Scriverai spinto esclusivamente dalle emozioni che quella cosa che senti un pochino tua ti ha fatto vivere.
Ti leggerà anche chi quelle emozioni non le ha vissute o non le ha vissute come le hai vissute tu.
Una buona scrittura o il tentativo di coinvolgere il tuo lettore, tutto ciò sarà vano.
Chi legge sarà sempre terzo e mai parte della storia.

«Lo Sporting Locri lascia Locri».
Chi prima e chi dopo, tutti i quotidiani locali titolano così.
Sant’Andrea Apostolo dello Ionio dista settanta km da Locri e questo paesino di duemila anime che affaccia sul Mar Ionio sarà la nuova casa della squadra di calcio a 5 femminile che ha fatto la storia di questo sport a Locri e non solo.
Che la squadra dovesse lasciare Locri e la provincia di Reggio Calabria era nell’aria già da tempo: il primo cambio di nome, il secondo, il cambio di marchio, infine il motivo solo formalmente decisivo: la chiusura temporanea del Palazzetto dello Sport della Città.
Una manna dal cielo che arriva in soccorso di chi, fino a quel momento, non aveva validi motivi per scappare e non sapeva né come né quando comunicare ai tifosi e all’intera città l’addio.
La fine della storia d’amore tra lo Sporting e la sua città viene decretata con un post su Facebook del neo presidente della squadra che annuncia il nuovo palazzetto, quello di Sant’Andrea Apostolo dello Ionio per l’appunto, all’interno del quale le calcettiste disputeranno le partite del prossimo campionato di Serie A Elite.

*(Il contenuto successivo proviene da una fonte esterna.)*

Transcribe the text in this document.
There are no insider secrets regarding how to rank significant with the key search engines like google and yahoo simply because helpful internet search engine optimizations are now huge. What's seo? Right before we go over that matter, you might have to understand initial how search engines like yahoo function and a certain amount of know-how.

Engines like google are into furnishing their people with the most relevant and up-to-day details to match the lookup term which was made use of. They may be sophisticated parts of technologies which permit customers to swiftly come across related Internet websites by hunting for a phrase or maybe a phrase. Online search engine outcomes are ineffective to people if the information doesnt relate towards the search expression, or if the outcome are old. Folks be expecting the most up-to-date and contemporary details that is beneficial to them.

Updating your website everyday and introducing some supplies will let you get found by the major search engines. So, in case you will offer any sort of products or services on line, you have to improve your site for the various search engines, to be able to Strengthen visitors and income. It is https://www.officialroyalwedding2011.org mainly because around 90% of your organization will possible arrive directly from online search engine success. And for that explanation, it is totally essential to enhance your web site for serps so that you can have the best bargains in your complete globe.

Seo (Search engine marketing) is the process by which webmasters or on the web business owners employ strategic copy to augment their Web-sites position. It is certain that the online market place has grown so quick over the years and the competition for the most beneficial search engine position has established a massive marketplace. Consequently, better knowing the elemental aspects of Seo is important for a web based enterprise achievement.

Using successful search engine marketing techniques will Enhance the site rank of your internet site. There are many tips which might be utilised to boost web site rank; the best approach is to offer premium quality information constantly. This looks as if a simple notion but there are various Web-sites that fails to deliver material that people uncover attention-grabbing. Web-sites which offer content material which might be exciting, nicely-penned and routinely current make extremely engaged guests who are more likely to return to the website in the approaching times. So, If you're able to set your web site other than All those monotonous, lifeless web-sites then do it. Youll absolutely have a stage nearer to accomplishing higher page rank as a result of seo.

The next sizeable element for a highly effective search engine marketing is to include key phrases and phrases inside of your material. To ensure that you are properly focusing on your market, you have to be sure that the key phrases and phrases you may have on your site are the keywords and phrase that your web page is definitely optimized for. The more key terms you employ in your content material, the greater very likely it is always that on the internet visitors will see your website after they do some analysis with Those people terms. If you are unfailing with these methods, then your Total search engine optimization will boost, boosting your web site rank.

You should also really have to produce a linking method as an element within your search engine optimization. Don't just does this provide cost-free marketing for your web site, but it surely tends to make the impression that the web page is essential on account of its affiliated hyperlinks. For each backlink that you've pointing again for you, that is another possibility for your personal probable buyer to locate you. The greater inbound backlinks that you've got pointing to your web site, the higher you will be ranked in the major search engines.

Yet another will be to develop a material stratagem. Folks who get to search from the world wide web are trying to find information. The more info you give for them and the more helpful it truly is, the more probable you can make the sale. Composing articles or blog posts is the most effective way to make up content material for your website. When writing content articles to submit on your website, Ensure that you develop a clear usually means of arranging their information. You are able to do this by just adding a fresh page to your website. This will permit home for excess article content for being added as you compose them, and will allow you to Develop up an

Una storia d’amore lunga 5 anni: dal campionato CSI allo spareggio del 27 maggio 2012 con Mangesa Augusta che fece entrare la squadra tra le big d’Italia. Dalle trasferte nella vicina Puglia al viaggio infinito nel lontano Veneto. Dalla salvezza sofferta alla Coppa Italia. Dalla Coppa Italia ai Playoff scudetto. Da Armeni a Lapuente passando per Ferrara. Dalle cavalcate di Fragola ai dribbling di Corio, dal blocco locrese alla fantasia delle spagnole passando per l’esperienza delle reggine, dalle braccia aperte di Capalbo alla corsa trionfale di Lioba.
A sostenere la squadra prima pochi intimi, poi centinaia e centinaia di persone che da tutta la Calabria accorrevano al Palazzetto per incitare – sempre sportivamente, da sottolineare – le ragazze.
Un gruppo di giovani ha trasformato quello che era un progetto utopistico in una storica realtà.
Niente marketing ma sudore, voglia di mettersi in gioco e tanta passione.

Le domeniche al palazzetto, le domeniche di trombette e tamburi son finite.
Chi non sostenne mai quei colori continuerà a non farlo.
Chi sostenne un altro amaranto continuerà a cantare per quell’altro amaranto.
Chi invece sostenne sin dall’inizio queste ragazze dovrà accontentarsi dei ricordi di una società e di una squadra che fecero conoscere in giro per l’Italia, nelle vittorie e nelle sconfitte, sempre e solo la parte pulita di Locri.

Per la storia e per quei colori, forza Sporting.